Pension Fund Gets New Chance to Sue Vodafone
A lawsuit against Vodafone by the pension fund managed by the UK based Lothian Pension
Fund has been re-opened after the US judge hearing the case decided that
previous jurisdiction issues had been overcome. The pension fund had tried to
claim that Vodafone misrepresented its financials following the takeover of
Germany's Mannesmann, leading to losses for the fund.
Last November, Judge P. Kevin Castel of the District Court for the Southern District of New York dismissed a lawsuit by the pension fund after ruling that it did not have jurisdiction over the UK based company. In dismissing the case, Judge Castel had stated that Vodafone's actions in the USA had been "merely preparatory to any purported acts of securities fraud, and insufficient to establish subject matter jurisdiction over Lothian's claims."
The pension fund is claiming that Vodafone willfully misrepresenting the valuation of its subsidiaries in Japan and Italy.
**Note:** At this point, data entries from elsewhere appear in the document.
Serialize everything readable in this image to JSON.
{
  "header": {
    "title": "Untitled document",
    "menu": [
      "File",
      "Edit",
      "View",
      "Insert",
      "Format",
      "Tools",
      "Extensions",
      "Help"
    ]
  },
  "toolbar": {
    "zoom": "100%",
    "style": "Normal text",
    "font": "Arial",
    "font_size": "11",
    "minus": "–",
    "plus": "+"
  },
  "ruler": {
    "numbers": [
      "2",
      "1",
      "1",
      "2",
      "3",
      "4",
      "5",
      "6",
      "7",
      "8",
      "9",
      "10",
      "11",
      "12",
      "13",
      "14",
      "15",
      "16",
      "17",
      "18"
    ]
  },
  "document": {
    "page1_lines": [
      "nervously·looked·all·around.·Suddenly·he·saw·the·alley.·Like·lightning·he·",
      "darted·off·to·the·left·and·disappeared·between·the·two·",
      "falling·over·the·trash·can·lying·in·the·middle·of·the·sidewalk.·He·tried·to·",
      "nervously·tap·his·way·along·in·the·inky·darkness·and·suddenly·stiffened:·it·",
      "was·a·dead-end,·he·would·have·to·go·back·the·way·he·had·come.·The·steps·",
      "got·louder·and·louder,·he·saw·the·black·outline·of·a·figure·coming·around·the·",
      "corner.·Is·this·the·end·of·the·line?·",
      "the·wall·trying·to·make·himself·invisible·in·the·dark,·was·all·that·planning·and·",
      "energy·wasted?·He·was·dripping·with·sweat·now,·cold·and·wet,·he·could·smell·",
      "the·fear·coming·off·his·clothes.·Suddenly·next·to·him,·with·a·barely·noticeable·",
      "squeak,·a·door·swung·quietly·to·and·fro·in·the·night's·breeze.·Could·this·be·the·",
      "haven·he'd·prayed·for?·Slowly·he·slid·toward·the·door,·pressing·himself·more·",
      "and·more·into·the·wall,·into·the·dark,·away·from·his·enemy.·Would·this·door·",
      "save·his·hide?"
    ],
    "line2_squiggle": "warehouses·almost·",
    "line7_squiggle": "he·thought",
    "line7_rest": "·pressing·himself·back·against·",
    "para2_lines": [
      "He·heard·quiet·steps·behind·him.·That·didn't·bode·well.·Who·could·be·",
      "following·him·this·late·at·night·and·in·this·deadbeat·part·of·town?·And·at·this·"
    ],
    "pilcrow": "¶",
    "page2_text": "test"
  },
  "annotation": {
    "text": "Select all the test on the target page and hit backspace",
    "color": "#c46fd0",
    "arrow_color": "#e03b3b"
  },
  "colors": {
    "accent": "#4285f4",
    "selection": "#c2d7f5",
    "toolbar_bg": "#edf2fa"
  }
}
It is also claiming that cost savings programs were not delivering as expected and that the integration of the newly acquired German assets was too slow. The pension fund claims that Vodafone deliberately hid these alleged problems.
However, the case has been re-opened after admitting that the court had overlooked a US pension fund's status as a plaintiff in a possible class-action lawsuit. The US based Sterling Heights Police and Fire Retirement System had been added to the lawsuit just before the case was originally dismissed.
The Lothian pension fund, which is also in the midst of suing several other blue-chip companies, is claiming losses of US$2.9 million from what it says is Vodafone's "fraud".